Há vinhos que merecem ser admirados, tanto pela excelência do líquido, como pelo rótulo da garrafa, considerada uma verdadeira obra de arte. O “Mouton Rotschild” tem estas duas características. Desde 1945 que o rótulo das colheitas é desenhado por um pintor diferente. O primeiro foi Philippe Jullian, seguindo-se Salvador Dali, Joan Miró, Pablo Picasso, Andy Warhol e Francis Bacon, entre outros. Nenhum dos artistas é pago para fazer este trabalho. Em troca, recebem vinhos de duas colheitas diferentes, incluindo a que ilustraram.

Quem tiver em casa uma garrafa de “Mouton Rotschild”, considerado um dos grandes vinhos franceses pode considerar-se cheio de sorte por dois motivos: pela excelente qualidade do nectar e, também, pelo facto de cada garrafa valer milhares de dólares em qualquer leilão da Christie´s, Sotheby´s ou Antique Wine Company.

A história deste vinho fino da região vinícola de Pauillac, em Bordéus, no sul de França, começa em 1853. Nesse ano, o barão Nathaniel de Rotschild comprou uma propriedade com 70 hectares de terreno. Mais tarde, outro membro da família, aproveitou o terreno para começar a produzir vinho, seguindo métodos de fabrico muito antigos – até os bagos de uvas sã criteriosamente seleccionados.

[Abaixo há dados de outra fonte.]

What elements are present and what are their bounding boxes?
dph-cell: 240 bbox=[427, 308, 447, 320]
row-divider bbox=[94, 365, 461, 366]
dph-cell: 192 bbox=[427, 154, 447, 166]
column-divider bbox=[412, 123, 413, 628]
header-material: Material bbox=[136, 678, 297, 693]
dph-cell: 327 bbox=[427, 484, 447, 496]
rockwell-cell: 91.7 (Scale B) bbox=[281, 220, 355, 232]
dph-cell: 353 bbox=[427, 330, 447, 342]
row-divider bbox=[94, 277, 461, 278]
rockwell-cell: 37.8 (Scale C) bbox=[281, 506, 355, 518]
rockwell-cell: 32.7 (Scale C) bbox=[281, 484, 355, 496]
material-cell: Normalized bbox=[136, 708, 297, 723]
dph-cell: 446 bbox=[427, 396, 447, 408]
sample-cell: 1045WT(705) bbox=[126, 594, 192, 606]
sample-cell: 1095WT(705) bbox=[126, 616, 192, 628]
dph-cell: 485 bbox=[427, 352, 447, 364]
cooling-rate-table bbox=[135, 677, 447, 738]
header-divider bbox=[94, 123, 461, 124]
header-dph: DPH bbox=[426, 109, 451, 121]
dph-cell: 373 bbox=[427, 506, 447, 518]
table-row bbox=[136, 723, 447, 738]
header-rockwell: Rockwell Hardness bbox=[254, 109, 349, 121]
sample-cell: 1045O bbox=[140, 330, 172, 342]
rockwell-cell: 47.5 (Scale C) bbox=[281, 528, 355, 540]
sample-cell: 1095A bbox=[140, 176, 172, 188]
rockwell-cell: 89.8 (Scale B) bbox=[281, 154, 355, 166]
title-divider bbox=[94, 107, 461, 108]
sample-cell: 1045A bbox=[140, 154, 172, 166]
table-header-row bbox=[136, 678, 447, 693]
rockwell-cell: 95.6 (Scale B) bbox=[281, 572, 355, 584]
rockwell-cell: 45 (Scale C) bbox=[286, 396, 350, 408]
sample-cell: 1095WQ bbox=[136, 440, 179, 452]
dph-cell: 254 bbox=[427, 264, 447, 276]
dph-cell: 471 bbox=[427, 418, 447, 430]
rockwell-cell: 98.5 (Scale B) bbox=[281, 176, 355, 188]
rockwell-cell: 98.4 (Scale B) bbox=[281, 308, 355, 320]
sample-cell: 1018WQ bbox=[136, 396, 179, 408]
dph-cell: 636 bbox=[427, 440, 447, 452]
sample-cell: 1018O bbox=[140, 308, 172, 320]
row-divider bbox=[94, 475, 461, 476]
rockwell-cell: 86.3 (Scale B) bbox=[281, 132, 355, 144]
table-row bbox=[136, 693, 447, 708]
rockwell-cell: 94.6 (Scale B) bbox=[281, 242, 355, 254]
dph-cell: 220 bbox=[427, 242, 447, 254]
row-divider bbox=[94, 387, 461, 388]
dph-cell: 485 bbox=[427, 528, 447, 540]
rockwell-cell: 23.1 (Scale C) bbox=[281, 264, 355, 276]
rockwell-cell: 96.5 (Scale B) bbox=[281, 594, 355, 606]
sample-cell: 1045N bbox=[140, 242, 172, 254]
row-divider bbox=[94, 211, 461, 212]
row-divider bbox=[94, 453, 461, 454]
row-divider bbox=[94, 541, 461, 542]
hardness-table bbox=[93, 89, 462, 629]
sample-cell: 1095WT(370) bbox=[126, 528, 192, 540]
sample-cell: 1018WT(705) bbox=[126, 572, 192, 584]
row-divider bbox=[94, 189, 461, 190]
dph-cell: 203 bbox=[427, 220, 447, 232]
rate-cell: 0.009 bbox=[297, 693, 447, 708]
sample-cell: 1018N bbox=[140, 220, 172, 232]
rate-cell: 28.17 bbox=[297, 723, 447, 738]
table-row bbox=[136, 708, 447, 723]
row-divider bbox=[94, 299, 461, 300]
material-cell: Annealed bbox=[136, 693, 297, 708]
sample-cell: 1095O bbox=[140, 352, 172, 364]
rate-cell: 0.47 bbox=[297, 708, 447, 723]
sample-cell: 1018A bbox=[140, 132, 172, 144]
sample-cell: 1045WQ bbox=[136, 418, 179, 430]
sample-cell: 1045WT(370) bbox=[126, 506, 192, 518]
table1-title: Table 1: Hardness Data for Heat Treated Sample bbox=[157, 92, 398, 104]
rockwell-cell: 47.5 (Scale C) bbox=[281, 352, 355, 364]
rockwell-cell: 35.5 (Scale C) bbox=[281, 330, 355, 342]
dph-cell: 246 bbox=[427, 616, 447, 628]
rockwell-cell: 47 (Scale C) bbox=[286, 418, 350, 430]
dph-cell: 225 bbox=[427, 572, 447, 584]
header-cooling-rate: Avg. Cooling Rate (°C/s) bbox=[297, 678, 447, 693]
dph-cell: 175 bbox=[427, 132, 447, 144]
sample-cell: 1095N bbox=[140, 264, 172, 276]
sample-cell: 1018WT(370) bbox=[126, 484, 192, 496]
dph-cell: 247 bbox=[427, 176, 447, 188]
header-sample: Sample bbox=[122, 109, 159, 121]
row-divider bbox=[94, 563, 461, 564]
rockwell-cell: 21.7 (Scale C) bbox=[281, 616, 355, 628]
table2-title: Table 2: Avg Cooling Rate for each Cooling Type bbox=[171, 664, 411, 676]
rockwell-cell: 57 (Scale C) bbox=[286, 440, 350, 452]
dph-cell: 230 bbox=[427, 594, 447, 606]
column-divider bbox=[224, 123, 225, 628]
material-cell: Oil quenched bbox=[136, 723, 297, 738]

Os vinhos Rothschild apresentam uma cor bastante viva, com uma coloração laranja e um ligeiro toque de vermelho. Tem notas de groselha, pimenta e couro, levantada pela frescura do jacinto e um toque de cedro. No paladar, apresenta um equilíbrio perfeito entre a elegância dos taninos sedosos e do refinamento de notas aromáticas de carvalho e deliciosamente picantes. Um vintage surpreendente, muito harmonioso e característico, unindo a suavidade dos seus taninos com o charme dos seus sabores delicados. Este “néctar dos deuses” é composto pelas castas Cabernet Sauvignon (77%), Cabernet Franc (12%), Merlot (12%) e Petit Verdot (2%)

Os solos são do período quaternário como boa parte dos vinhedos de Bordéus. São caracterizados por uma grande abundância de pedras (pelo menos 40 a 50%), o que garante boa permeabilidade do’ terroir’. No entanto, a drenagem natural era insuficiente e foi construída uma rede em tubos de cerâmica ainda no século XIX que mantém o solo em perfeitas condições. Os enólogos costumam dizer que as uvas dos Rotschild estão abençoadas por Deus.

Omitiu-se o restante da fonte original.